Sabía bien que lo habían echado del apartamento. No era una persona especialmente sensible a las sutiles pistas de las relaciones humanas, pero es difícil pasar por alto la conocida orden de romper filas. Y un nombre no tiene que ser demasiado sensible para sentirse un poco frustrado por ello. Visitar los archivos era en efecto lo sensato visto desde las claras y frías alturas de la lógica; pero aquello no tenía lógica.

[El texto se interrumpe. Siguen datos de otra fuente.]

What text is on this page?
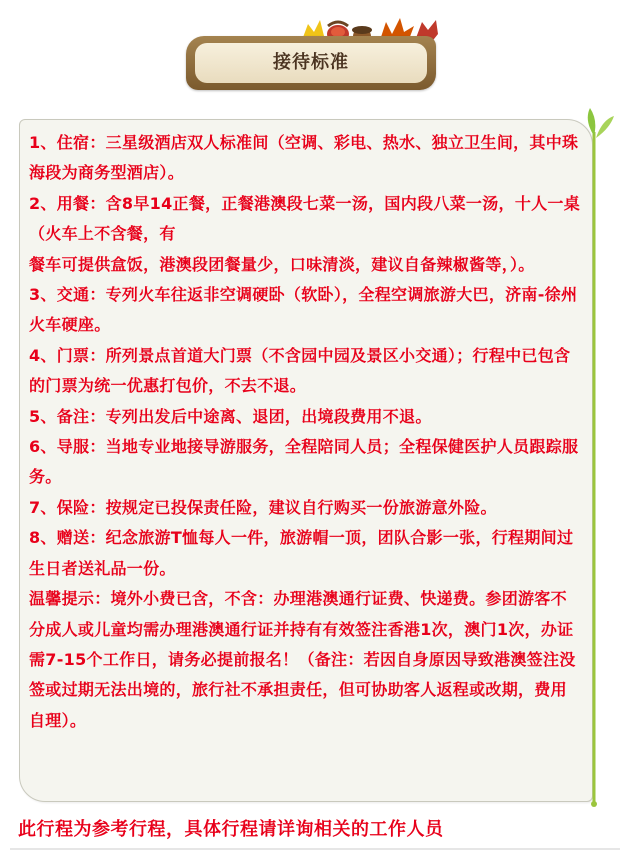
接待标准

1、住宿：三星级酒店双人标准间（空调、彩电、热水、独立卫生间，其中珠海段为商务型酒店）。

2、用餐：含8早14正餐，正餐港澳段七菜一汤，国内段八菜一汤，十人一桌（火车上不含餐，有

餐车可提供盒饭，港澳段团餐量少，口味清淡，建议自备辣椒酱等，）。

3、交通：专列火车往返非空调硬卧（软卧），全程空调旅游大巴，济南-徐州火车硬座。

4、门票：所列景点首道大门票（不含园中园及景区小交通）；行程中已包含的门票为统一优惠打包价，不去不退。

5、备注：专列出发后中途离、退团，出境段费用不退。

6、导服：当地专业地接导游服务，全程陪同人员；全程保健医护人员跟踪服务。

7、保险：按规定已投保责任险，建议自行购买一份旅游意外险。

8、赠送：纪念旅游T恤每人一件，旅游帽一顶，团队合影一张，行程期间过生日者送礼品一份。

温馨提示：境外小费已含，不含：办理港澳通行证费、快递费。参团游客不分成人或儿童均需办理港澳通行证并持有有效签注香港1次，澳门1次，办证需7-15个工作日，请务必提前报名！（备注：若因自身原因导致港澳签注没签或过期无法出境的，旅行社不承担责任，但可协助客人返程或改期，费用自理）。

此行程为参考行程，具体行程请详询相关的工作人员
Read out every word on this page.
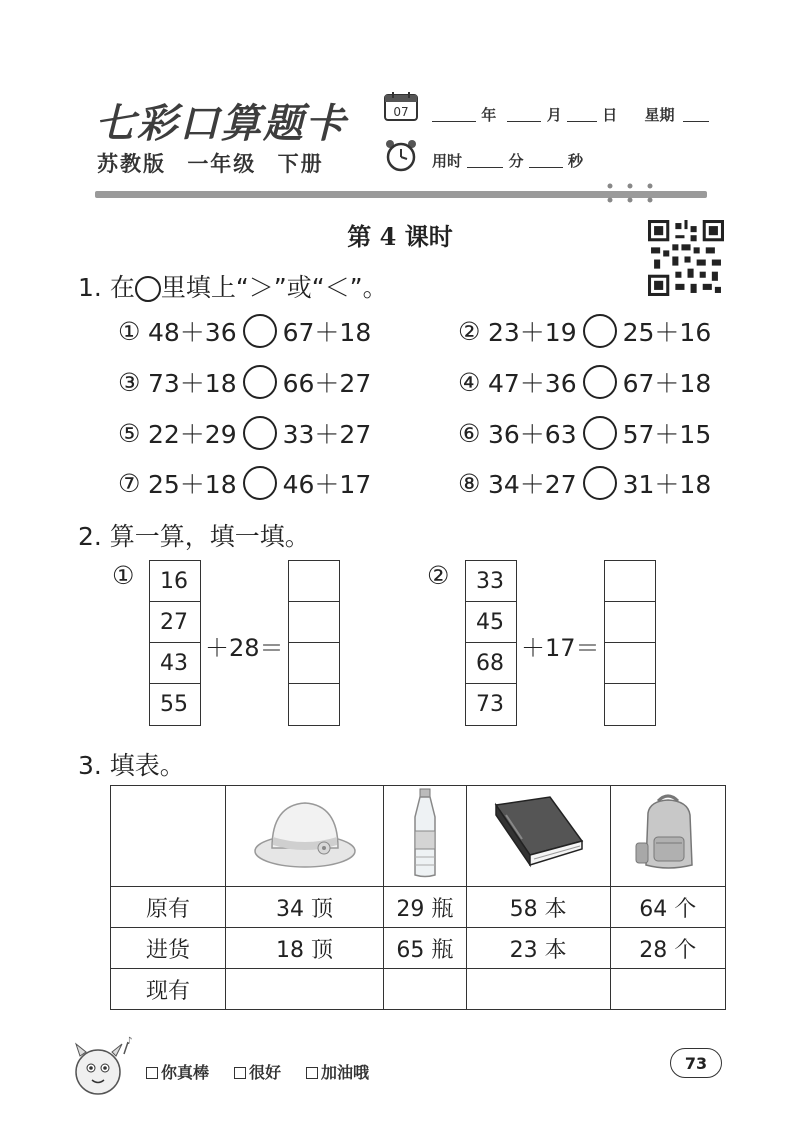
七彩口算题卡
苏教版 一年级 下册
07	年	月	日 星期
用时	分	秒
第 4 课时
1. 在 里填上“＞”或“＜”。
① 48＋36 67＋18	② 23＋19 25＋16
③ 73＋18 66＋27	④ 47＋36 67＋18
⑤ 22＋29 33＋27	⑥ 36＋63 57＋15
⑦ 25＋18 46＋17	⑧ 34＋27 31＋18
2. 算一算，填一填。
①	16
27
43
55
＋28＝
②	33
45
68
73
＋17＝
3. 填表。

原有	34 顶	29 瓶	58 本	64 个
进货	18 顶	65 瓶	23 本	28 个
现有				
♪
你真棒	很好	加油哦	73
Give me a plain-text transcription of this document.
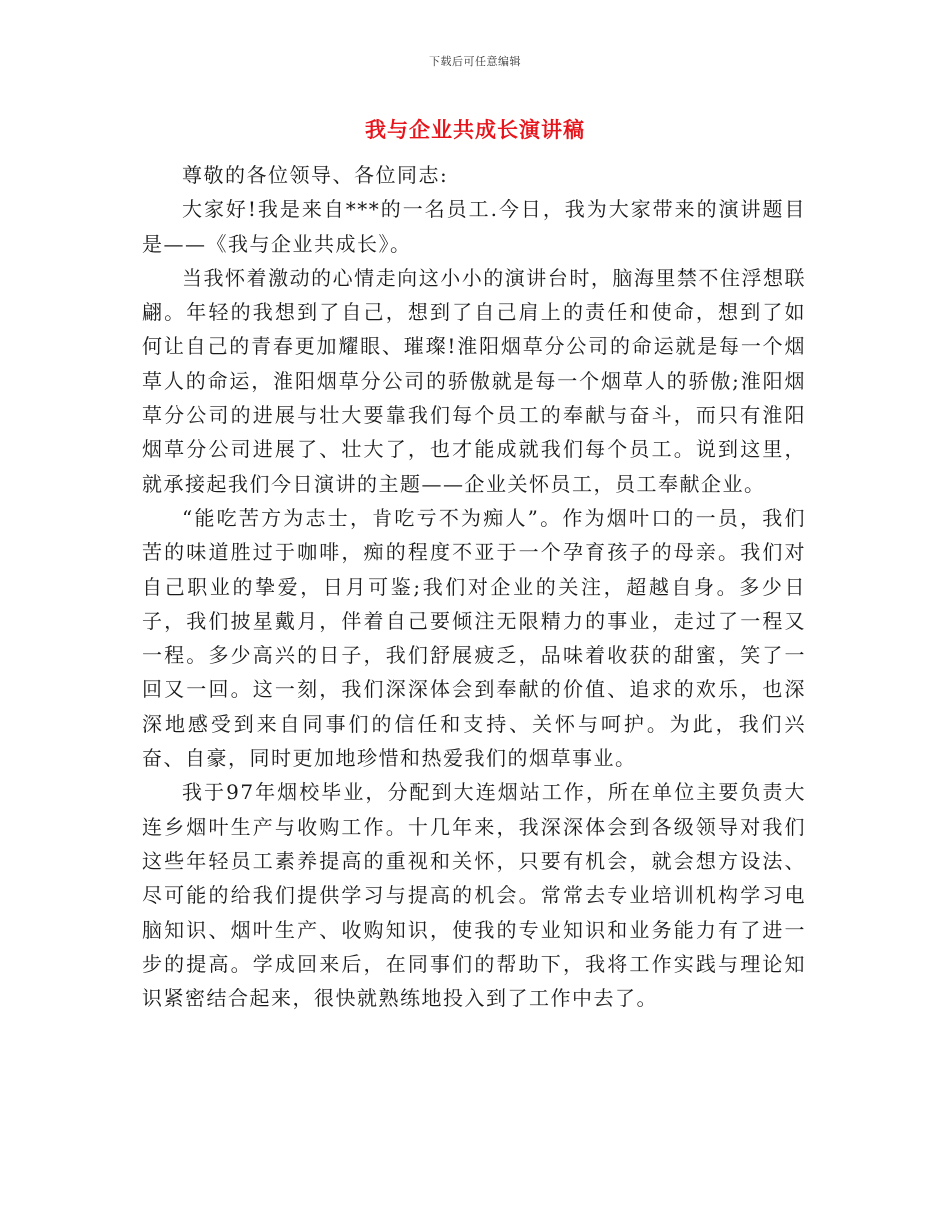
下载后可任意编辑
我与企业共成长演讲稿

尊敬的各位领导、各位同志:

大家好!我是来自***的一名员工.今日，我为大家带来的演讲题目是——《我与企业共成长》。

当我怀着激动的心情走向这小小的演讲台时，脑海里禁不住浮想联翩。年轻的我想到了自己，想到了自己肩上的责任和使命，想到了如何让自己的青春更加耀眼、璀璨!淮阳烟草分公司的命运就是每一个烟草人的命运，淮阳烟草分公司的骄傲就是每一个烟草人的骄傲;淮阳烟草分公司的进展与壮大要靠我们每个员工的奉献与奋斗，而只有淮阳烟草分公司进展了、壮大了，也才能成就我们每个员工。说到这里，就承接起我们今日演讲的主题——企业关怀员工，员工奉献企业。

“能吃苦方为志士，肯吃亏不为痴人”。作为烟叶口的一员，我们苦的味道胜过于咖啡，痴的程度不亚于一个孕育孩子的母亲。我们对自己职业的挚爱，日月可鉴;我们对企业的关注，超越自身。多少日子，我们披星戴月，伴着自己要倾注无限精力的事业，走过了一程又一程。多少高兴的日子，我们舒展疲乏，品味着收获的甜蜜，笑了一回又一回。这一刻，我们深深体会到奉献的价值、追求的欢乐，也深深地感受到来自同事们的信任和支持、关怀与呵护。为此，我们兴奋、自豪，同时更加地珍惜和热爱我们的烟草事业。

我于97年烟校毕业，分配到大连烟站工作，所在单位主要负责大连乡烟叶生产与收购工作。十几年来，我深深体会到各级领导对我们这些年轻员工素养提高的重视和关怀，只要有机会，就会想方设法、尽可能的给我们提供学习与提高的机会。常常去专业培训机构学习电脑知识、烟叶生产、收购知识，使我的专业知识和业务能力有了进一步的提高。学成回来后，在同事们的帮助下，我将工作实践与理论知识紧密结合起来，很快就熟练地投入到了工作中去了。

La colección medieval de la biblioteca Memorial Teliow había empezado con una pequeña colección de arte en una galería decorada como un salón medieval. Había algunas piezas hermosas: trípticos, frentes de altar, ese tipo de cosas. Luego estaban las biblias, los libros de salmos y otros incunables, pergaminos y cartularios, registros y documentos de propiedad, libros de cuentas y archivos…, la materia prima de la historia. Originales comprados en subastas o encontrados en tesoros ocultos o donados para desgravar impuestos; sin revisar e inéditos, agrupados según su fuente de procedencia en clasificadores, atados en montones entre planchas de cartón y guardados a la espera de un investigador lo suficientemente desesperado para chapotear entre ellos. Allí habían estado esperando a Tom, y lo habían pillado bien.